Bertrand Chameroy évoque sa dépression et son séjour en hôpital psychiatrique

Début 2025, Bertrand Chameroy a fait une pause à l’antenne pour faire face à une dépression sévère. Plus d’un an après cette épreuve, le journaliste de 37 ans a partagé son expérience marquante sur cette période délicate de sa vie, tout en abordant son séjour en hôpital psychiatrique.

EN BREF

  • Bertrand Chameroy a souffert d’une dépression qui l’a conduit à une hospitalisation.
  • Il a pris conscience de la gravité de sa situation après avoir minimisé ses symptômes.
  • Le journaliste souligne l’importance du sport et de l’écriture pour sa guérison.
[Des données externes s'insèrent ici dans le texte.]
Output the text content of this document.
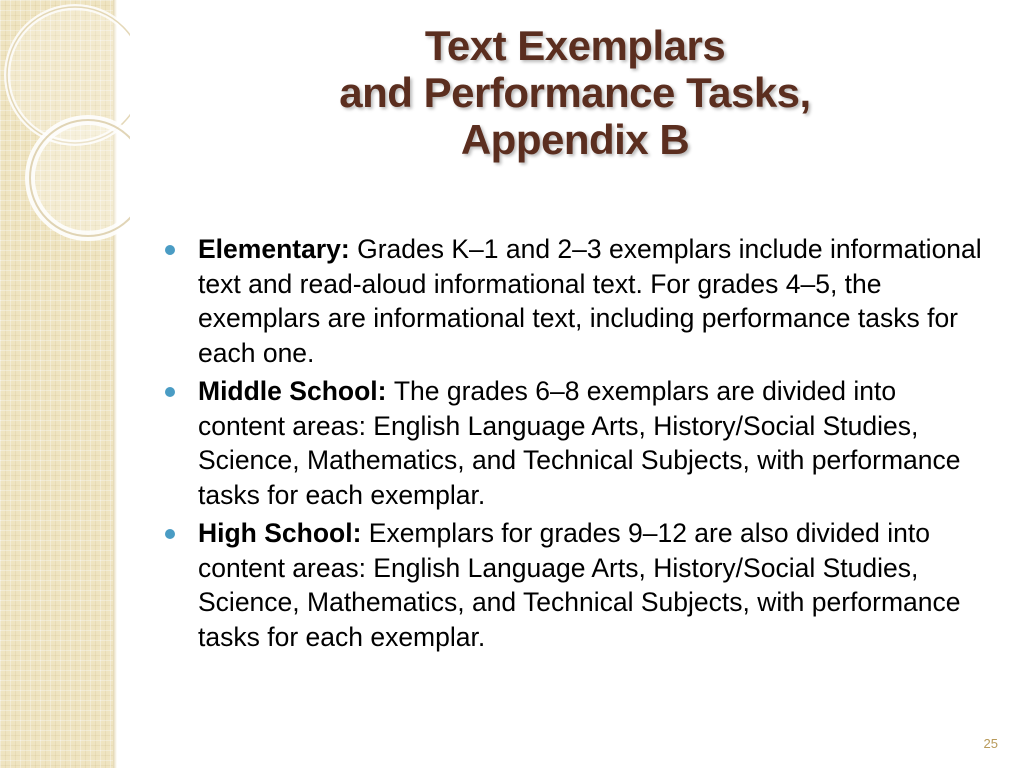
Text Exemplars
and Performance Tasks,
Appendix B
Elementary: Grades K–1 and 2–3 exemplars include informational text and read-aloud informational text. For grades 4–5, the exemplars are informational text, including performance tasks for each one.
Middle School: The grades 6–8 exemplars are divided into content areas: English Language Arts, History/Social Studies, Science, Mathematics, and Technical Subjects, with performance tasks for each exemplar.
High School: Exemplars for grades 9–12 are also divided into content areas: English Language Arts, History/Social Studies, Science, Mathematics, and Technical Subjects, with performance tasks for each exemplar.
25
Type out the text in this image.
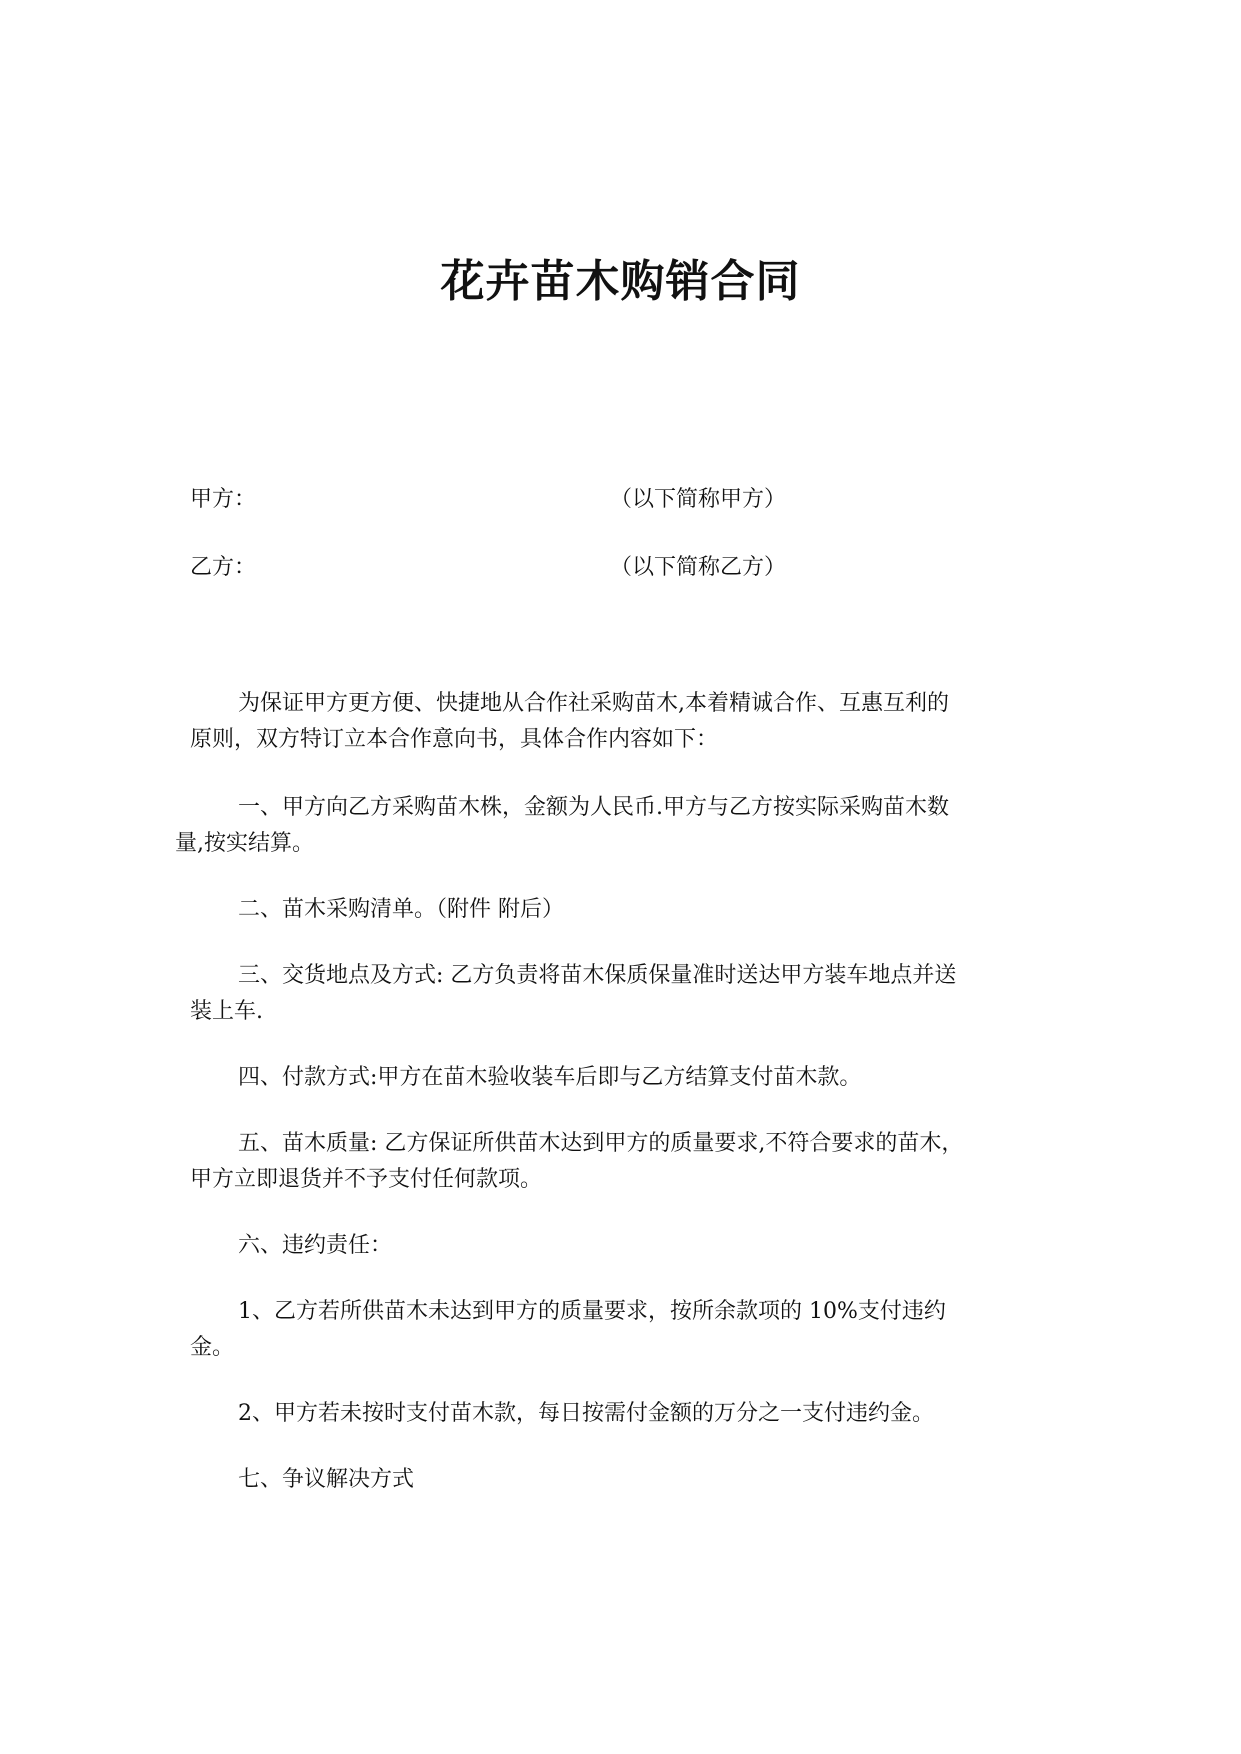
花卉苗木购销合同
甲方：	（以下简称甲方）
乙方：	（以下简称乙方）
为保证甲方更方便、快捷地从合作社采购苗木,本着精诚合作、互惠互利的
原则，双方特订立本合作意向书，具体合作内容如下：
一、甲方向乙方采购苗木株，金额为人民币.甲方与乙方按实际采购苗木数
量,按实结算。
二、苗木采购清单。（附件 附后）
三、交货地点及方式: 乙方负责将苗木保质保量准时送达甲方装车地点并送
装上车.
四、付款方式:甲方在苗木验收装车后即与乙方结算支付苗木款。
五、苗木质量: 乙方保证所供苗木达到甲方的质量要求,不符合要求的苗木，
甲方立即退货并不予支付任何款项。
六、违约责任：
1、乙方若所供苗木未达到甲方的质量要求，按所余款项的 10%支付违约
金。
2、甲方若未按时支付苗木款，每日按需付金额的万分之一支付违约金。
七、争议解决方式
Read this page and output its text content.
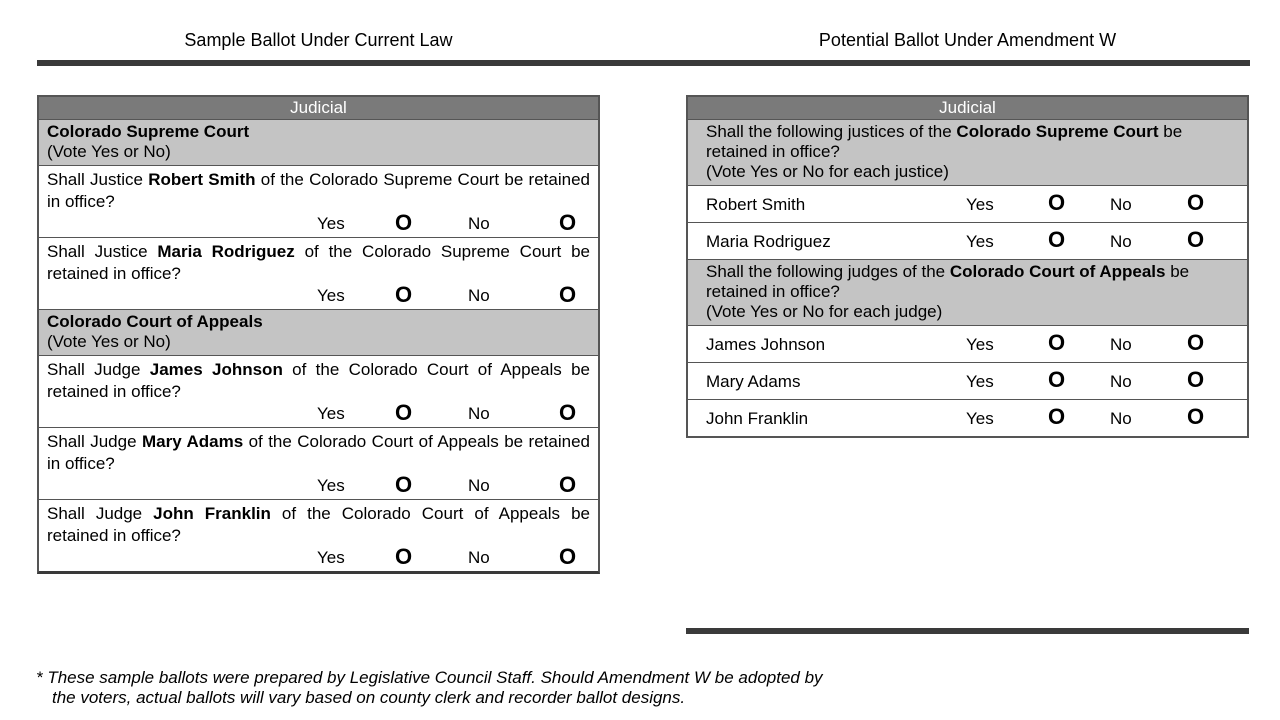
Sample Ballot Under Current Law	Potential Ballot Under Amendment W
Judicial
Colorado Supreme Court
(Vote Yes or No)
Shall Justice Robert Smith of the Colorado Supreme Court be retained in office?
Yes O	No	O
Shall Justice Maria Rodriguez of the Colorado Supreme Court be retained in office?
Yes O	No	O
Colorado Court of Appeals
(Vote Yes or No)
Shall Judge James Johnson of the Colorado Court of Appeals be retained in office?
Yes O	No	O
Shall Judge Mary Adams of the Colorado Court of Appeals be retained in office?
Yes O	No	O
Shall Judge John Franklin of the Colorado Court of Appeals be retained in office?
Yes O	No	O
Judicial
Shall the following justices of the Colorado Supreme Court be retained in office?
(Vote Yes or No for each justice)
Robert Smith	Yes O	No	O
Maria Rodriguez	Yes O	No	O
Shall the following judges of the Colorado Court of Appeals be retained in office?
(Vote Yes or No for each judge)
James Johnson	Yes O	No	O
Mary Adams	Yes O	No	O
John Franklin	Yes O	No	O
* These sample ballots were prepared by Legislative Council Staff. Should Amendment W be adopted by
the voters, actual ballots will vary based on county clerk and recorder ballot designs.
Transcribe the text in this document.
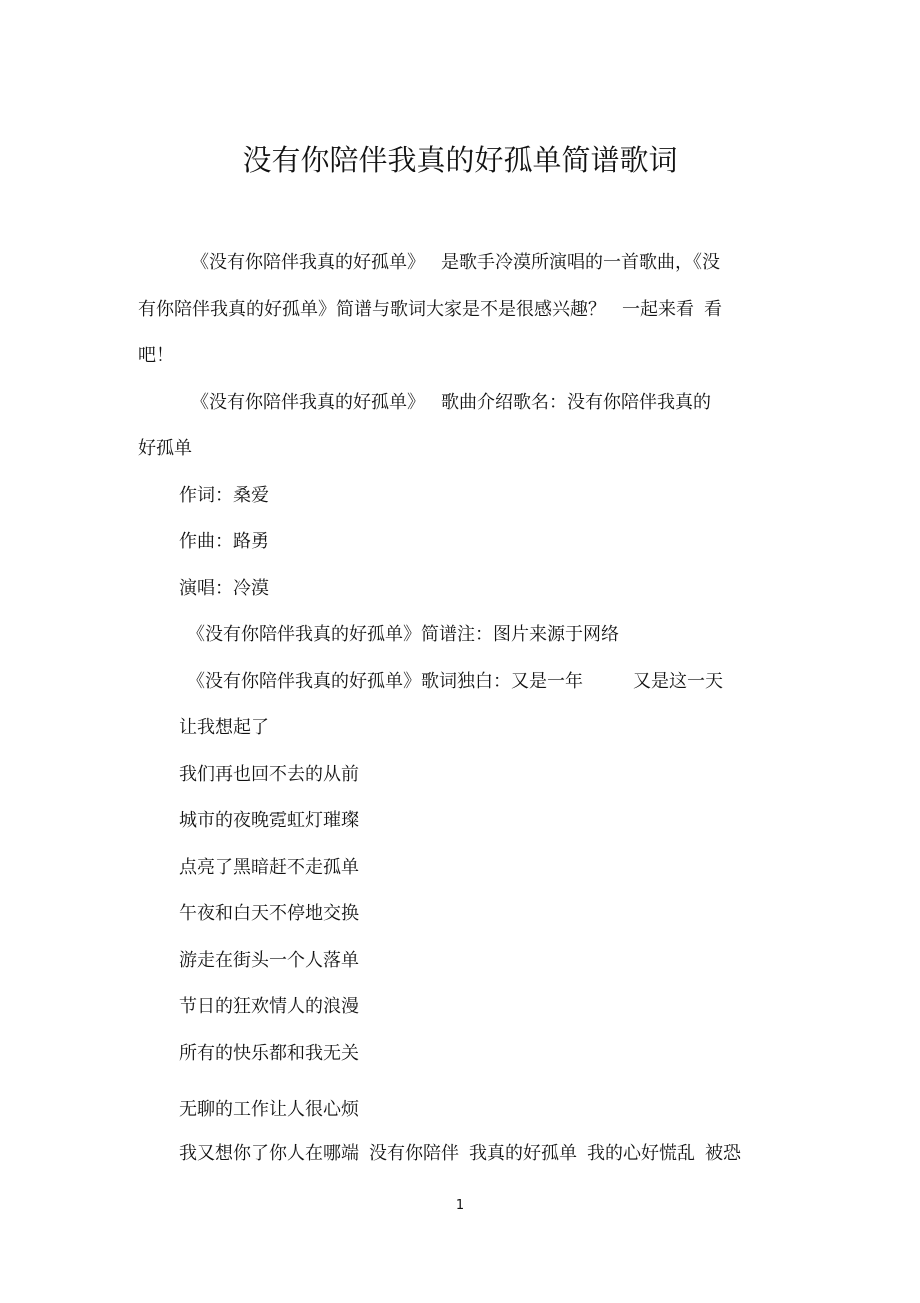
没有你陪伴我真的好孤单简谱歌词

《没有你陪伴我真的好孤单》 是歌手冷漠所演唱的一首歌曲，《没

有你陪伴我真的好孤单》简谱与歌词大家是不是很感兴趣？ 一起来看 看

吧！

《没有你陪伴我真的好孤单》 歌曲介绍歌名：没有你陪伴我真的

好孤单

作词：桑爱

作曲：路勇

演唱：冷漠

《没有你陪伴我真的好孤单》简谱注：图片来源于网络

《没有你陪伴我真的好孤单》歌词独白：又是一年	又是这一天

让我想起了

我们再也回不去的从前

城市的夜晚霓虹灯璀璨

点亮了黑暗赶不走孤单

午夜和白天不停地交换

游走在街头一个人落单

节日的狂欢情人的浪漫

所有的快乐都和我无关

无聊的工作让人很心烦

我又想你了你人在哪端 没有你陪伴 我真的好孤单 我的心好慌乱 被恐

1
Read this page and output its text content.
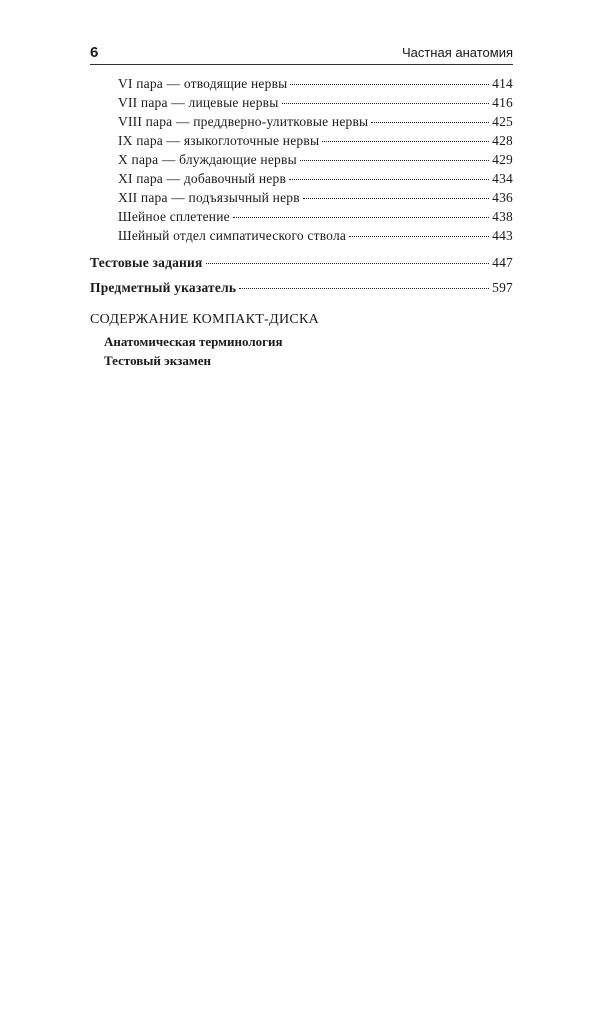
6	Частная анатомия
VI пара — отводящие нервы	414
VII пара — лицевые нервы	416
VIII пара — преддверно-улитковые нервы	425
IX пара — языкоглоточные нервы	428
X пара — блуждающие нервы	429
XI пара — добавочный нерв	434
XII пара — подъязычный нерв	436
Шейное сплетение	438
Шейный отдел симпатического ствола	443
Тестовые задания	447
Предметный указатель	597
СОДЕРЖАНИЕ КОМПАКТ-ДИСКА
Анатомическая терминология
Тестовый экзамен
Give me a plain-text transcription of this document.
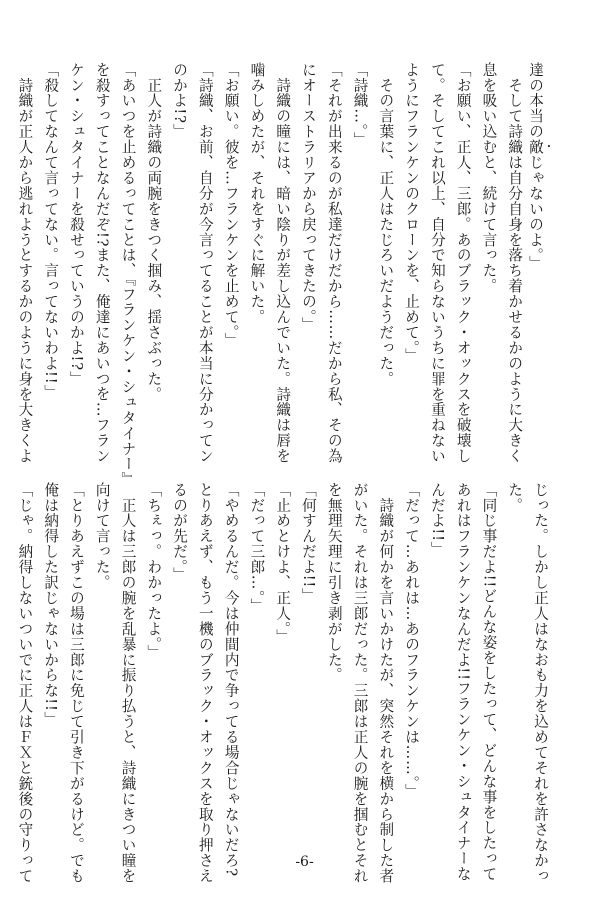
達の本当の敵じゃないのよ。」
　そして詩織は自分自身を落ち着かせるかのように大きく
息を吸い込むと、続けて言った。
「お願い、正人、三郎。あのブラック・オックスを破壊し
て。そしてこれ以上、自分で知らないうちに罪を重ねない
ようにフランケンのクローンを、止めて。」
　その言葉に、正人はたじろいだようだった。
「詩織…。」
「それが出来るのが私達だけだから……だから私、その為
にオーストラリアから戻ってきたの。」
　詩織の瞳には、暗い陰りが差し込んでいた。詩織は唇を
噛みしめたが、それをすぐに解いた。
「お願い。彼を…フランケンを止めて。」
「詩織、お前、自分が今言ってることが本当に分かってン
のかよ!?」
　正人が詩織の両腕をきつく掴み、揺さぶった。
「あいつを止めるってことは、『フランケン・シュタイナー』
を殺すってことなんだぞ!?また、俺達にあいつを…フラン
ケン・シュタイナーを殺せっていうのかよ!?」
「殺してなんて言ってない。言ってないわよ!!」
　詩織が正人から逃れようとするかのように身を大きくよ
じった。しかし正人はなおも力を込めてそれを許さなかっ
た。
「同じ事だよ!!どんな姿をしたって、どんな事をしたって
あれはフランケンなんだよ!!フランケン・シュタイナーな
んだよ!!」
「だって…あれは…あのフランケンは……。」
　詩織が何かを言いかけたが、突然それを横から制した者
がいた。それは三郎だった。三郎は正人の腕を掴むとそれ
を無理矢理に引き剥がした。
「何すんだよ!!」
「止めとけよ、正人。」
「だって三郎…。」
「やめるんだ。今は仲間内で争ってる場合じゃないだろ?
とりあえず、もう一機のブラック・オックスを取り押さえ
るのが先だ。」
「ちぇっ。わかったよ。」
　正人は三郎の腕を乱暴に振り払うと、詩織にきつい瞳を
向けて言った。
「とりあえずこの場は三郎に免じて引き下がるけど。でも
俺は納得した訳じゃないからな!!」
「じゃ。納得しないついでに正人はＦＸと銃後の守りって	-6-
Cette maladie a profondément marqué le chroniqueur, qui a longtemps hésité à en parler publiquement. Il a finalement décidé de briser le silence, notamment lors de son apparition dans l’émission Un monde, un regard sur Public Sénat. Chameroy a confié qu’il avait d’abord minimisé son état : « Le mot dépression ne me fait plus peur. Mais c’est vrai que pendant très longtemps, j’ai eu tendance sans aucun problème à dire : « Oui, je suis mélancolique, ça fait partie de mes traits de caractère ». » Selon lui, ce terme « dépression » ne devrait pas susciter de crainte.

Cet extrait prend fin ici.